Bring on the tough stuff - there’s not just one right answer.
- "The Grand Inquisitor" chapter of The Brothers Karamazov has been published as a separate novella. Many have been so moved by its skeptical attitude toward faith and human goodness that they feel that it stands as an achievement on its own. Do you feel the rest of the book provides a sufficient response to "The Grand Inquisitor," or does it steal the show?
- Smerdyakov, you recall, didn't leave much of a suicide note, and he never wrote out a confession. Some readers believe that he is, as the prosecutor claims, too weak a character to commit murder. Do you think Smerdyakov really did it?
- Do you think Ivan merely hallucinated the devil in Book 12, Chapter 9, or did the devil actually appear to him?
- In his preface, Dostoevsky names Alyosha as the hero of his novel. Make the case that another character – say, one of the other Karamazov brothers – is the real hero.
- Dostoevsky's novels often develop characters that "double" or mirror each other. For example, Smerdyakov is a twisted double for Ivan, Dmitri's life resembles Zosima's as a young man, and Kolya echoes Rakitin and Ivan. Who are some other doubles in the novel? How do doubles help you understand the novel's main ideas?
- Dostoevsky never lived to write the sequel to The Brothers Karamazov. Imagine you were hired for the job – what would you write?
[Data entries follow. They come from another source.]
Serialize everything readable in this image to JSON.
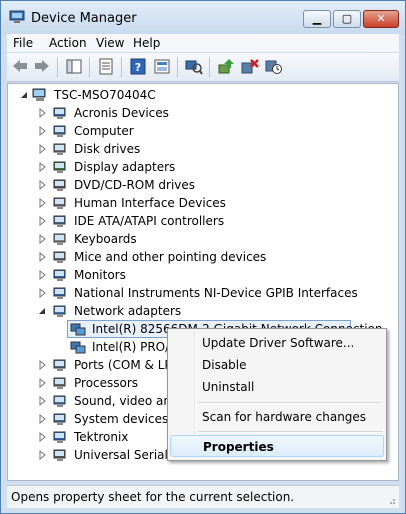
{
  "window": {
    "title": "Device Manager",
    "buttons": {
      "minimize": "▁",
      "maximize": "▢",
      "close": "✕"
    }
  },
  "menu": [
    "File",
    "Action",
    "View",
    "Help"
  ],
  "toolbar": {
    "icons": [
      "back-icon",
      "forward-icon",
      "show-hide-console-tree-icon",
      "properties-icon",
      "help-icon",
      "show-view-icon",
      "scan-hardware-changes-icon",
      "update-driver-icon",
      "uninstall-icon",
      "disable-icon"
    ]
  },
  "tree": {
    "root": "TSC-MSO70404C",
    "categories": [
      {
        "label": "Acronis Devices",
        "icon": "device-icon"
      },
      {
        "label": "Computer",
        "icon": "computer-icon"
      },
      {
        "label": "Disk drives",
        "icon": "disk-drive-icon"
      },
      {
        "label": "Display adapters",
        "icon": "display-adapter-icon"
      },
      {
        "label": "DVD/CD-ROM drives",
        "icon": "dvd-drive-icon"
      },
      {
        "label": "Human Interface Devices",
        "icon": "hid-icon"
      },
      {
        "label": "IDE ATA/ATAPI controllers",
        "icon": "ide-controller-icon"
      },
      {
        "label": "Keyboards",
        "icon": "keyboard-icon"
      },
      {
        "label": "Mice and other pointing devices",
        "icon": "mouse-icon"
      },
      {
        "label": "Monitors",
        "icon": "monitor-icon"
      },
      {
        "label": "National Instruments NI-Device GPIB Interfaces",
        "icon": "gpib-icon"
      },
      {
        "label": "Network adapters",
        "icon": "network-adapter-icon",
        "expanded": true
      },
      {
        "label": "Ports (COM & LPT)",
        "icon": "port-icon"
      },
      {
        "label": "Processors",
        "icon": "processor-icon"
      },
      {
        "label": "Sound, video and game controllers",
        "icon": "sound-icon"
      },
      {
        "label": "System devices",
        "icon": "system-device-icon"
      },
      {
        "label": "Tektronix",
        "icon": "device-icon"
      },
      {
        "label": "Universal Serial Bus controllers",
        "icon": "usb-icon"
      }
    ],
    "network_children": [
      {
        "label": "Intel(R) 82566DM-2 Gigabit Network Connection",
        "selected": true
      },
      {
        "label": "Intel(R) PRO/1000 GT Desktop Adapter"
      }
    ]
  },
  "context_menu": {
    "items": [
      {
        "label": "Update Driver Software...",
        "bold": false,
        "highlighted": false
      },
      {
        "label": "Disable",
        "bold": false,
        "highlighted": false
      },
      {
        "label": "Uninstall",
        "bold": false,
        "highlighted": false
      },
      {
        "label": "Scan for hardware changes",
        "bold": false,
        "highlighted": false
      },
      {
        "label": "Properties",
        "bold": true,
        "highlighted": true
      }
    ]
  },
  "status": {
    "text": "Opens property sheet for the current selection."
  },
  "colors": {
    "selection_border": "#7da2ce",
    "menu_highlight": "#dcecfa",
    "title_bar": "#c8daee",
    "close_button": "#c8402a"
  }
}
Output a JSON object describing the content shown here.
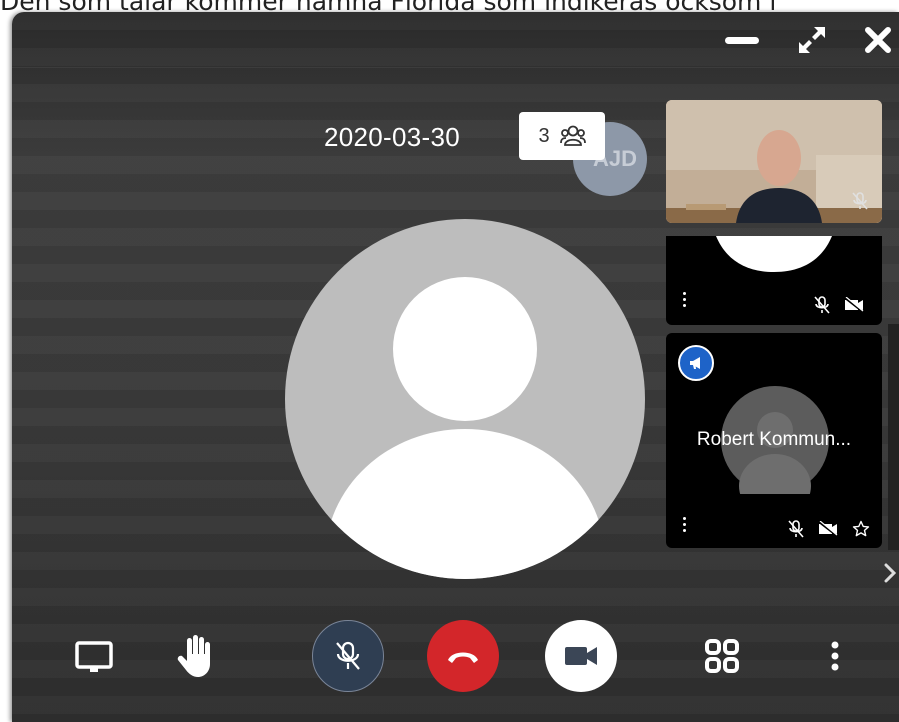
{
  "background_caption": "Den som talar kommer nämna Florida som indikeras ocksom i",
  "meeting": {
    "date": "2020-03-30",
    "participant_count": "3",
    "avatar_initials": "AJD"
  },
  "participants": [
    {
      "type": "video"
    },
    {
      "type": "avatar"
    },
    {
      "name": "Robert Kommun..."
    }
  ],
  "icons": {
    "minimize": "minimize-icon",
    "expand": "expand-icon",
    "close": "close-icon",
    "participants": "people-group-icon",
    "screen_share": "monitor-icon",
    "raise_hand": "hand-icon",
    "mic": "mic-off-icon",
    "hangup": "phone-hangup-icon",
    "camera": "video-camera-icon",
    "layout": "grid-layout-icon",
    "more": "more-vertical-icon"
  },
  "colors": {
    "hangup": "#d3262a",
    "mic_button": "#2f3e52",
    "speaker_badge": "#1e63c8"
  }
}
- The novel seems to have an issue with mothers. The mothers of the Karamazov brothers are dead. The mothers who are alive in the novel – for example Madame Khokhlakov, Lise's mother, and Mrs. Snegiryov, Ilyusha's mother – aren't exactly stellar models of maternity. The novel never really goes into the relationship of mothers and their children, while it spends an awful lot of time haranguing fathers. What's up with that?
- The critic Robert Belknap has pointed out that there are twelve different accounts of murder in the novel (quoted in Terras 85). Can you name them all? Did you find more than twelve?
- What if the novel was called The Sisters Karamazov? How would the novel be different if it were about three sisters instead?